There are so many exclusive offers missing on PS1, PS2, PSP and PS3

Third-party contracts and arrangements limit the console maker’s ability to publish additional classic games. For example, to republish EA Sports classics from the 90s on PlayStation Plus, Sony would not only have to shake hands with EA, but also negotiate deals with athletes and other potential licensees represented in older games. But Sony’s entire content on the first three consoles is plentiful enough that it could dump 16 more games on PlayStation Plus tomorrow and still have dozens of games left to choose from, should it ever upgrade the program in the future. (And to clarify, PlayStation Plus Premium already includes third-party rates from the PS1, PS2, and PSP eras created by studios such as Capcom, Bandai Namco, Team 17, and THQ Nordic.)

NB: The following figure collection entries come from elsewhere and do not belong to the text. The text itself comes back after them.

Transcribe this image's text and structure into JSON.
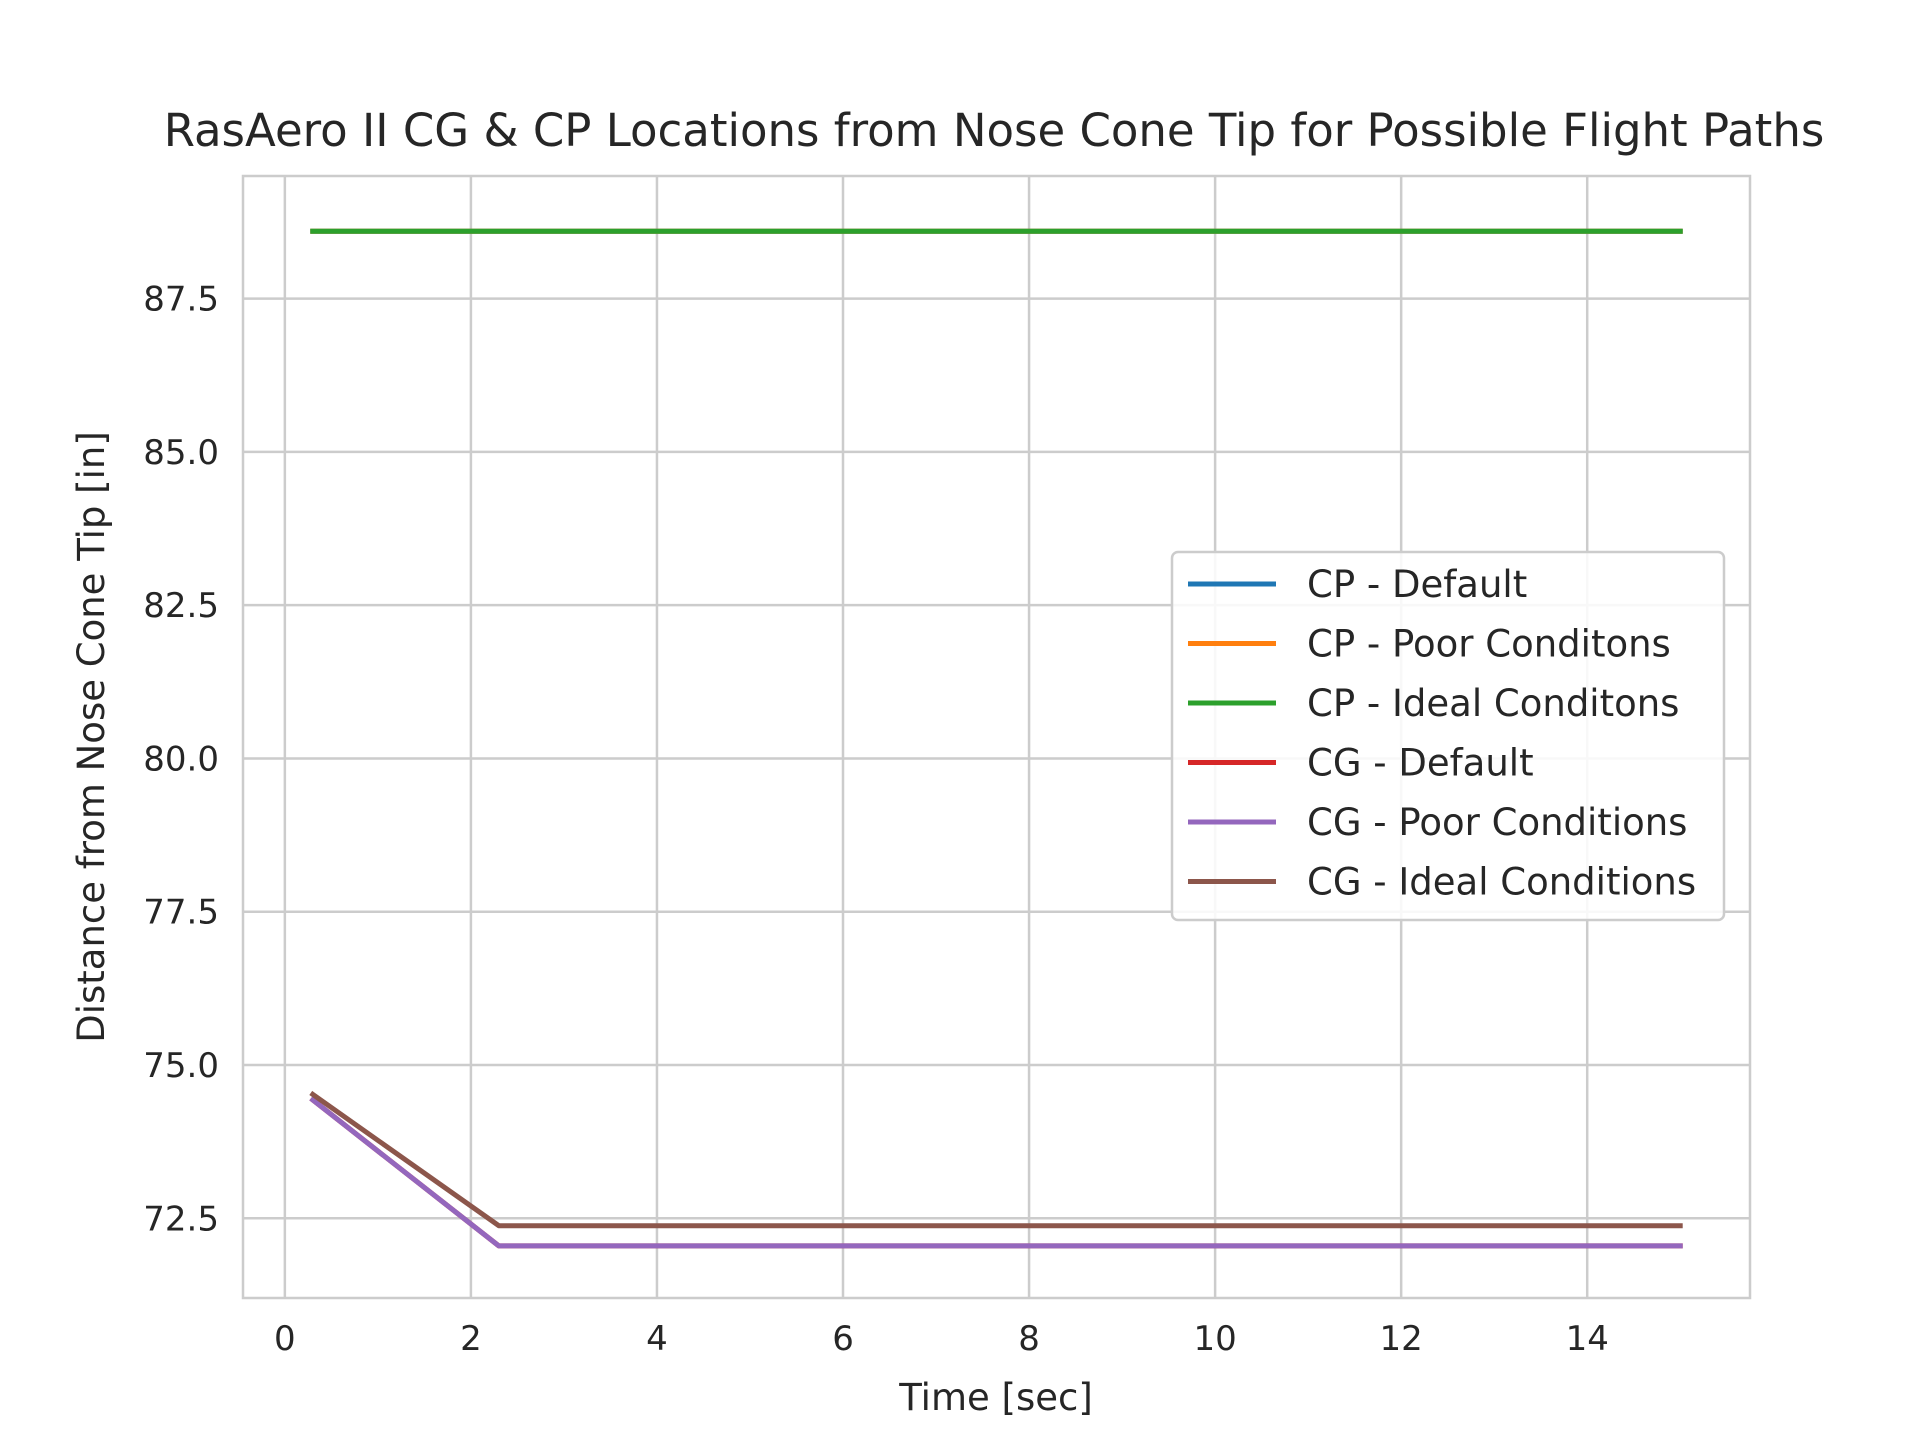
{
  "chart_data": {
    "type": "line",
    "title": "RasAero II CG & CP Locations from Nose Cone Tip for Possible Flight Paths",
    "xlabel": "Time [sec]",
    "ylabel": "Distance from Nose Cone Tip [in]",
    "xlim": [
      -0.45,
      15.75
    ],
    "ylim": [
      71.2,
      89.5
    ],
    "xticks": [
      0,
      2,
      4,
      6,
      8,
      10,
      12,
      14
    ],
    "xtick_labels": [
      "0",
      "2",
      "4",
      "6",
      "8",
      "10",
      "12",
      "14"
    ],
    "yticks": [
      72.5,
      75.0,
      77.5,
      80.0,
      82.5,
      85.0,
      87.5
    ],
    "ytick_labels": [
      "72.5",
      "75.0",
      "77.5",
      "80.0",
      "82.5",
      "85.0",
      "87.5"
    ],
    "grid": true,
    "legend_position": "center-right",
    "series": [
      {
        "name": "CP - Default",
        "color": "#1f77b4",
        "x": [
          0.3,
          15.0
        ],
        "y": [
          88.6,
          88.6
        ]
      },
      {
        "name": "CP - Poor Conditons",
        "color": "#ff7f0e",
        "x": [
          0.3,
          15.0
        ],
        "y": [
          88.6,
          88.6
        ]
      },
      {
        "name": "CP - Ideal Conditons",
        "color": "#2ca02c",
        "x": [
          0.3,
          15.0
        ],
        "y": [
          88.6,
          88.6
        ]
      },
      {
        "name": "CG - Default",
        "color": "#d62728",
        "x": [
          0.3,
          2.3,
          15.0
        ],
        "y": [
          74.43,
          72.05,
          72.05
        ]
      },
      {
        "name": "CG - Poor Conditions",
        "color": "#9467bd",
        "x": [
          0.3,
          2.3,
          15.0
        ],
        "y": [
          74.43,
          72.05,
          72.05
        ]
      },
      {
        "name": "CG - Ideal Conditions",
        "color": "#8c564b",
        "x": [
          0.3,
          2.3,
          15.0
        ],
        "y": [
          74.52,
          72.38,
          72.38
        ]
      }
    ]
  }
}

Sony can be content with keeping its classic game publishing plans to a minimum, while emphasizing modern PS Plus additions like Final Fantasy VII Remake Intergrade and strayed. The company can blow up its roster of classics with hundreds of games that had been on the existing PlayStation Now service for years, all before being folded into the more famous PlayStation Plus fold. (We’ve talked about Sony’s PlayStation Now branding issue before.) But while PlayStation Now’s selection of PS3 games contains some gems, it lacks some of the PS3’s best exclusives, including the wild animal game. Tokyo Junglethe local multiplayer madness of Call all carsthe quirky puzzle platformer puppeteersequel in the series owned by Sony kill zone and Resistanceand the PS3 classic Metal Gear Solid 4.

Perhaps Sony will change its classic publishing tune as the new gloss of PlayStation Plus wears off to generate headlines and attract new customers. But for those PlayStation fans who pre-purchased a full year of PS Plus Premium with the expectation that Sony will celebrate its ’90s and early ’00s reign, the wait is apparently going to be tough, especially since Microsoft has a hardware store. -agnostic approach pushes to attract more gamers. Sony representatives have not immediately responded to Ars Technica’s questions about what to expect from PlayStation Plus’s classic game offerings in the coming months.